The second thing I have learned is the reality of faith in practice. The biblical principles I study and teach have now become palpable realities that I can live into. The testing of our faith refines and strengthens it, it prepares us for all that we will face in this life. St. Luke says in Acts 14:28, “…through many tribulations we must enter the Kingdom of God.” There’s no space for maybe in that statement, it is an axiomatic statement that ought to form the contours of our day to day lives as we live out our faith.
Faith without works is dead, and faith that is untested is fragile. As God reveals my blind spots, ignorance, and weaknesses my faith is fortified through the power of the Spirit by the grace of the Father in Christ my Lord.

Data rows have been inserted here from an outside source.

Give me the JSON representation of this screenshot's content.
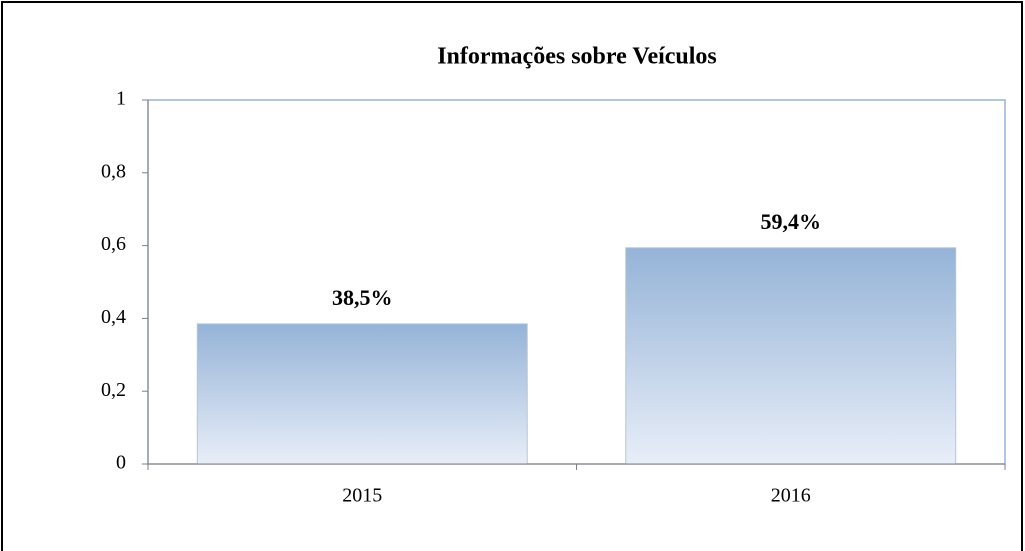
{
  "chart_data": {
    "type": "bar",
    "title": "Informações sobre Veículos",
    "categories": [
      "2015",
      "2016"
    ],
    "values": [
      0.385,
      0.594
    ],
    "value_labels": [
      "38,5%",
      "59,4%"
    ],
    "color": "#95b3d7",
    "ylim": [
      0,
      1
    ],
    "yticks": [
      0,
      {
        "value": 0.2,
        "label": "0,2"
      },
      {
        "value": 0.4,
        "label": "0,4"
      },
      {
        "value": 0.6,
        "label": "0,6"
      },
      {
        "value": 0.8,
        "label": "0,8"
      },
      1
    ],
    "grid": false
  }
}
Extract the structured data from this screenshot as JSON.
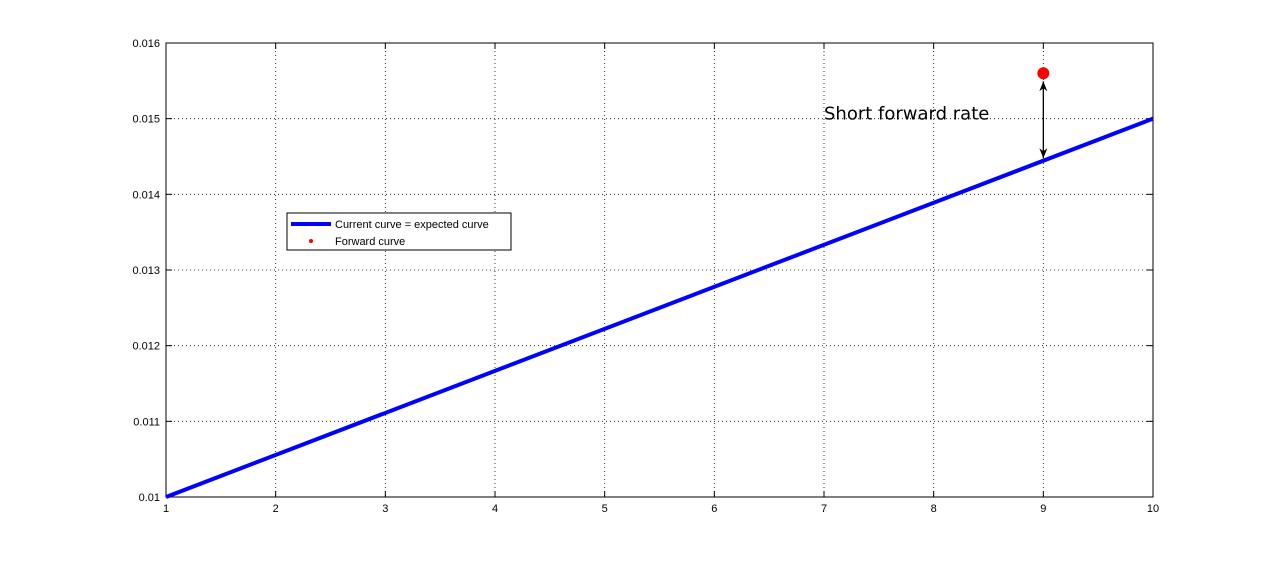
{
  "chart_data": {
    "type": "line",
    "title": "",
    "xlabel": "",
    "ylabel": "",
    "xlim": [
      1,
      10
    ],
    "ylim": [
      0.01,
      0.016
    ],
    "grid": true,
    "legend_placement": "upper-left",
    "x_ticks": [
      "1",
      "2",
      "3",
      "4",
      "5",
      "6",
      "7",
      "8",
      "9",
      "10"
    ],
    "x_tick_values": [
      1,
      2,
      3,
      4,
      5,
      6,
      7,
      8,
      9,
      10
    ],
    "y_ticks": [
      "0.01",
      "0.011",
      "0.012",
      "0.013",
      "0.014",
      "0.015",
      "0.016"
    ],
    "y_tick_values": [
      0.01,
      0.011,
      0.012,
      0.013,
      0.014,
      0.015,
      0.016
    ],
    "series": [
      {
        "name": "Current curve = expected curve",
        "kind": "line",
        "color": "#0000ff",
        "x": [
          1,
          10
        ],
        "y": [
          0.01,
          0.015
        ]
      },
      {
        "name": "Forward curve",
        "kind": "point",
        "color": "#ff0000",
        "x": [
          9
        ],
        "y": [
          0.0156
        ]
      }
    ],
    "annotations": [
      {
        "text": "Short forward rate",
        "arrow_x": 9,
        "arrow_y_from": 0.01445,
        "arrow_y_to": 0.0156,
        "text_x": 7,
        "text_y": 0.01495
      }
    ]
  }
}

*I mentioned that I would not work through Matthew 5:10-12. This is because we will be publishing a series on the Beatitudes here on the Double Edge starting in July. We have a team of nine writers including myself who will each write on one of the Beatitudes as well as relate it to an Old Testament character. We will publish each piece on Monday of each week starting July 9th. The writers include Christian thinkers from various walks of life: biologists, apologists, psychologists, lay theologians, church leaders, pastors, etc. I hope that you’ll read the series as it’s released. I believe it will provide a very unique perspective on Jesus’ most studied teaching.